You know when you’ve been quango’d

money

In a series of stats appearing to rock the world of law a quango has claimed that UK law graduates who completed their course in 2014/15 are earning less than their peers.

The research states that the aspiring lawyers, with a mean annual salary of £19,500, earned £3,000 per annum less than social studies students and £9,000 less than medicine and dentistry graduates, who were the top earners. The average mean salary across all disciplines was £21,500.

It also revealed that out of the 5,255 law graduates who went into employment, 62% went into a professional occupation, while 33% went into non-professional occupations such as administrative or secretarial roles or sales and consumer services.

However, fret not lawyers because the mean average salary is markedly deflated by the number of law graduates embarking on further study being 31%, which is higher than any other discipline and twice the national average. And also, rather obviously, this includes the Legal Practice Course (LPC) and the Bar Professional Training Course (BPTC).

In short, the very people who, after their training is complete, will be trousering the show-stopping salaries on offer at magic circle outfits and commercial chambers.

The figures for other graduates going into further studies are often a half or a third of those racked up by wannabe lawyers. In other words, the stats actually show that the employed earn more than students. Hardly a seismic shock.

Particularly as the figures are further skewed by the fact that law graduates are also the most likely to pursue a ‘combination of work with further study’. 11% taking this option, once again over twice the national average.
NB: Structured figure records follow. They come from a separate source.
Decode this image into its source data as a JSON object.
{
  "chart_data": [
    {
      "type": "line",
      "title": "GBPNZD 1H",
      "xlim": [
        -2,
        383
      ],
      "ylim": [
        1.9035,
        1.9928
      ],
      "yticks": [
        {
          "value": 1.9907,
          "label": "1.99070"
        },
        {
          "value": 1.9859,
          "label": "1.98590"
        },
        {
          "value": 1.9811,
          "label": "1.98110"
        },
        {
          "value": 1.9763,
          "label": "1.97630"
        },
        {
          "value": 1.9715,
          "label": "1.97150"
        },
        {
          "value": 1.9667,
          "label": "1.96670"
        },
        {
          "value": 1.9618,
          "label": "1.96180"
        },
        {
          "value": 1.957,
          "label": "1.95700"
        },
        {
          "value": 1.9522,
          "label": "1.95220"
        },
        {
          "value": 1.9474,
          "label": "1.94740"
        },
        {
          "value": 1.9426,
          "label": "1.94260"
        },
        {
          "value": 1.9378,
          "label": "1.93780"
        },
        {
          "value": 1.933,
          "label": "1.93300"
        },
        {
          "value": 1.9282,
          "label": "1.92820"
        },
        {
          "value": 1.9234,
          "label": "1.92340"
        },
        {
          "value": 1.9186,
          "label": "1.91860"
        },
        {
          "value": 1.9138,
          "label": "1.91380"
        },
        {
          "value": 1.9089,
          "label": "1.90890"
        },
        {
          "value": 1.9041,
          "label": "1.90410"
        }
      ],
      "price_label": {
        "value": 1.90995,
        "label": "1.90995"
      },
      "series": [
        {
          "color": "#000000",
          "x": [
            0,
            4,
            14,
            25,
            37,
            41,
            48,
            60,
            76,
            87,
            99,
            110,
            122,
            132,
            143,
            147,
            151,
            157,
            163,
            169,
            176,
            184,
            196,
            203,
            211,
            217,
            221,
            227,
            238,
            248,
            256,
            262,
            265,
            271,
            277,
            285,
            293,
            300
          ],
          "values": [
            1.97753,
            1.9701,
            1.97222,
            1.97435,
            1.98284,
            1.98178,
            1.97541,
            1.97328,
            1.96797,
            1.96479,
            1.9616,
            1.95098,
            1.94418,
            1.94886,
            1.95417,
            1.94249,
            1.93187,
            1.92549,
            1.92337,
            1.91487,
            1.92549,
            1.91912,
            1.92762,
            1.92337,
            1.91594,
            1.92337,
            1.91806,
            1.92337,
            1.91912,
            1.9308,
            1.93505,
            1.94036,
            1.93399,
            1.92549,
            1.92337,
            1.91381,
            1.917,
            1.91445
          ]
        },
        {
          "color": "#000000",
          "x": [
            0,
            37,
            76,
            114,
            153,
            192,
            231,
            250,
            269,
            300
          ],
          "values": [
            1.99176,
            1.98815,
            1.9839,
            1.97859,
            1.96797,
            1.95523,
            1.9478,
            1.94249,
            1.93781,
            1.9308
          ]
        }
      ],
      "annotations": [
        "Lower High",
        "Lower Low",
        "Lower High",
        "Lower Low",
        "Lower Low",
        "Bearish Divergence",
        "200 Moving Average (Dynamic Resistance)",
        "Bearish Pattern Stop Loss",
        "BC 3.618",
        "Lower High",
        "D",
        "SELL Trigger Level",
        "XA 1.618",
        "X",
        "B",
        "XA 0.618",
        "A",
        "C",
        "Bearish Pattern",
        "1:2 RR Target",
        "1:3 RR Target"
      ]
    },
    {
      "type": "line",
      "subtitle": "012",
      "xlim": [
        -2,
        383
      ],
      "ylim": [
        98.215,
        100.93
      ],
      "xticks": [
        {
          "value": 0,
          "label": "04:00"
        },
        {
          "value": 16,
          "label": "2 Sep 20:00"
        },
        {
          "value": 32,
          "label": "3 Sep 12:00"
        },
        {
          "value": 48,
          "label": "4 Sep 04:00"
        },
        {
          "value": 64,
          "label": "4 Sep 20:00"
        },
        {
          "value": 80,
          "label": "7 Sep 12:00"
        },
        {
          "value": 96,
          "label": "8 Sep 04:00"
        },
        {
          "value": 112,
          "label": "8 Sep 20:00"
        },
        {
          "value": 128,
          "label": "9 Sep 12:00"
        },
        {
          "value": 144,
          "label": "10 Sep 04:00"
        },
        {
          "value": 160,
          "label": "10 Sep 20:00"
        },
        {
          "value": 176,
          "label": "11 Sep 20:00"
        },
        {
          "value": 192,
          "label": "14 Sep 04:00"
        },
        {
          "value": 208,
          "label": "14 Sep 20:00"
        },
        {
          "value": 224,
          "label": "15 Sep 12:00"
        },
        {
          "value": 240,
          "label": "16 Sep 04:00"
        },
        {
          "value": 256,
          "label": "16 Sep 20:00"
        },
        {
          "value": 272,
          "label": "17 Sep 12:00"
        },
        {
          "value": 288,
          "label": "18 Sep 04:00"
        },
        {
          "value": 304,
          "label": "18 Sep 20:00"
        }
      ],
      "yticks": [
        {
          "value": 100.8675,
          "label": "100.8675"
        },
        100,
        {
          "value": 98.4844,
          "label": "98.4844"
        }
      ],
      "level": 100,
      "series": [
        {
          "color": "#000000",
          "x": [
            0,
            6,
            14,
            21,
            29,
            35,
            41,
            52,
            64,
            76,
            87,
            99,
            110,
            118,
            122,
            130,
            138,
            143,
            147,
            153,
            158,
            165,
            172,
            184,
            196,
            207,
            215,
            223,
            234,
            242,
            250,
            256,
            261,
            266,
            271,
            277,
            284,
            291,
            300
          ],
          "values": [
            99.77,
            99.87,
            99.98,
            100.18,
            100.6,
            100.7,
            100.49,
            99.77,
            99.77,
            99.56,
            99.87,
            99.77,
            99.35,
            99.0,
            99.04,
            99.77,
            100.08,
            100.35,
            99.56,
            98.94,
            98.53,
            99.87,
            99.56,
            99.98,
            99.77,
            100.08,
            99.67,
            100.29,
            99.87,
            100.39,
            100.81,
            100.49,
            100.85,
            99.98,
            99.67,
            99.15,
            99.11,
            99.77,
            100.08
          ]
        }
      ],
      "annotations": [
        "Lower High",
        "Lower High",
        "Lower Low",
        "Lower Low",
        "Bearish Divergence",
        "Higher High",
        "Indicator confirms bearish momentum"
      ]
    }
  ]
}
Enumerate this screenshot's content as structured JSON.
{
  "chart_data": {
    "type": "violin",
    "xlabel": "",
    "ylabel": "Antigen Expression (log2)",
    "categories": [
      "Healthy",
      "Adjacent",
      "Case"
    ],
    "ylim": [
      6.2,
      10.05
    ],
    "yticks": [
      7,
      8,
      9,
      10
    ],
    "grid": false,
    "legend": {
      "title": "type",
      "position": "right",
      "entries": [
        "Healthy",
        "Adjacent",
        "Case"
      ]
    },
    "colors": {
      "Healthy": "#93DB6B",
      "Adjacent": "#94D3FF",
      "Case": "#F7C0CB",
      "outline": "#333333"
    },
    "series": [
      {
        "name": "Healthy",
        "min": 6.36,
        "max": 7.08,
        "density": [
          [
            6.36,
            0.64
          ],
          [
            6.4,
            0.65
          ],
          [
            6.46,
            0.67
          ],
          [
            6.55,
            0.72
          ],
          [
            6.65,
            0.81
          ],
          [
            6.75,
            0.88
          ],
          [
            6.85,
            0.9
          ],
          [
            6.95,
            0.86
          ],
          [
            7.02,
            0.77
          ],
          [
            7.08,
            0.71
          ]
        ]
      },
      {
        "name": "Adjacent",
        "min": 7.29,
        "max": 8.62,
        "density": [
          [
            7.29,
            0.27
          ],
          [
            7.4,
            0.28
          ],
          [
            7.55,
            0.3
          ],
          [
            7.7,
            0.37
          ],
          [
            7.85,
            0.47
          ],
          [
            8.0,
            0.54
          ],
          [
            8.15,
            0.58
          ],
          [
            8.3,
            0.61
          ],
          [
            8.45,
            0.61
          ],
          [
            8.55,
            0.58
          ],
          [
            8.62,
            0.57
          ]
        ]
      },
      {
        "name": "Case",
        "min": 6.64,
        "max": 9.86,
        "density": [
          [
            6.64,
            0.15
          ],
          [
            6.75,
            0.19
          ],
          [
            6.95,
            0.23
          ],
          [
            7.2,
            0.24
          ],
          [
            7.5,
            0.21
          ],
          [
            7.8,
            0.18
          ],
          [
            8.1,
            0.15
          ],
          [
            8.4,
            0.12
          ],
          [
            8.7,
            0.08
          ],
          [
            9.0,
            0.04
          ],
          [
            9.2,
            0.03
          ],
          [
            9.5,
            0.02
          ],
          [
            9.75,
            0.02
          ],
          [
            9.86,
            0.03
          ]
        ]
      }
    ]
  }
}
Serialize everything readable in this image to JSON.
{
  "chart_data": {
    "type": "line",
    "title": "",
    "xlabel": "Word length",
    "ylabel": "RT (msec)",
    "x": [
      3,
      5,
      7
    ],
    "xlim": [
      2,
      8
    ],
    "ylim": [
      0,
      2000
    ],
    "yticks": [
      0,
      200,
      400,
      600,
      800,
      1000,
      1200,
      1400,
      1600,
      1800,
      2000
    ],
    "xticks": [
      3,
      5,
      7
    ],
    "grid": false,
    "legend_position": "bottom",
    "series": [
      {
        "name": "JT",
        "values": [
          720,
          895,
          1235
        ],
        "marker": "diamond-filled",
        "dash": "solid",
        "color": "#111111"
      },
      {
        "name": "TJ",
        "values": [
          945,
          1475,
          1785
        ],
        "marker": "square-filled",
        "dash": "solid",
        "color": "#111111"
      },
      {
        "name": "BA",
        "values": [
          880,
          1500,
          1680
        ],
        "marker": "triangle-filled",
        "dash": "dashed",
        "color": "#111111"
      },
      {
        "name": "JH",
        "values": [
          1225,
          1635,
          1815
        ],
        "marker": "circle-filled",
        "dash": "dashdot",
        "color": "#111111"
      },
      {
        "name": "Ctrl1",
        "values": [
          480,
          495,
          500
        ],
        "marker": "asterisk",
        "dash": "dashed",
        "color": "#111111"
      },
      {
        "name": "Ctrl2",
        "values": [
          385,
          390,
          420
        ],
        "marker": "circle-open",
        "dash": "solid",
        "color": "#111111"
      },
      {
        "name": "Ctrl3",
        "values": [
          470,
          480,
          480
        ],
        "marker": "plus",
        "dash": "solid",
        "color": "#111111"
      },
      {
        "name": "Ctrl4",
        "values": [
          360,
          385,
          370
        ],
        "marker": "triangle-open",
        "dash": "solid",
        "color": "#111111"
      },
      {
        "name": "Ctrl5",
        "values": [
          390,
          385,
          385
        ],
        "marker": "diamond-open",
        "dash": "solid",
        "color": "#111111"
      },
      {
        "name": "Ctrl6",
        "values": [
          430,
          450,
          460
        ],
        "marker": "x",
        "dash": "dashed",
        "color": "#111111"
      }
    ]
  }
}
And unless your drug-dealing career really takes off there is a limit to how much you can earn while cramming away for your professional qualification. And even if it does, you are unlikely to admit those earnings to a government funded quango.

Given all the above and given that only 46% of law graduates are earning salaries (compared to 99% of table-topping medics and dentists) it is little wonder that law should languish in the relegation zone because the very law graduates who will soon be pocketing the salaries of champions are specifically excluded.

There are — as we reminded day after day and hour by hour in current times — lies and darned lies. And then there are statistics. These ones are equivalent to comparing various sports mean salaries and excluding all premiership players from the football figures.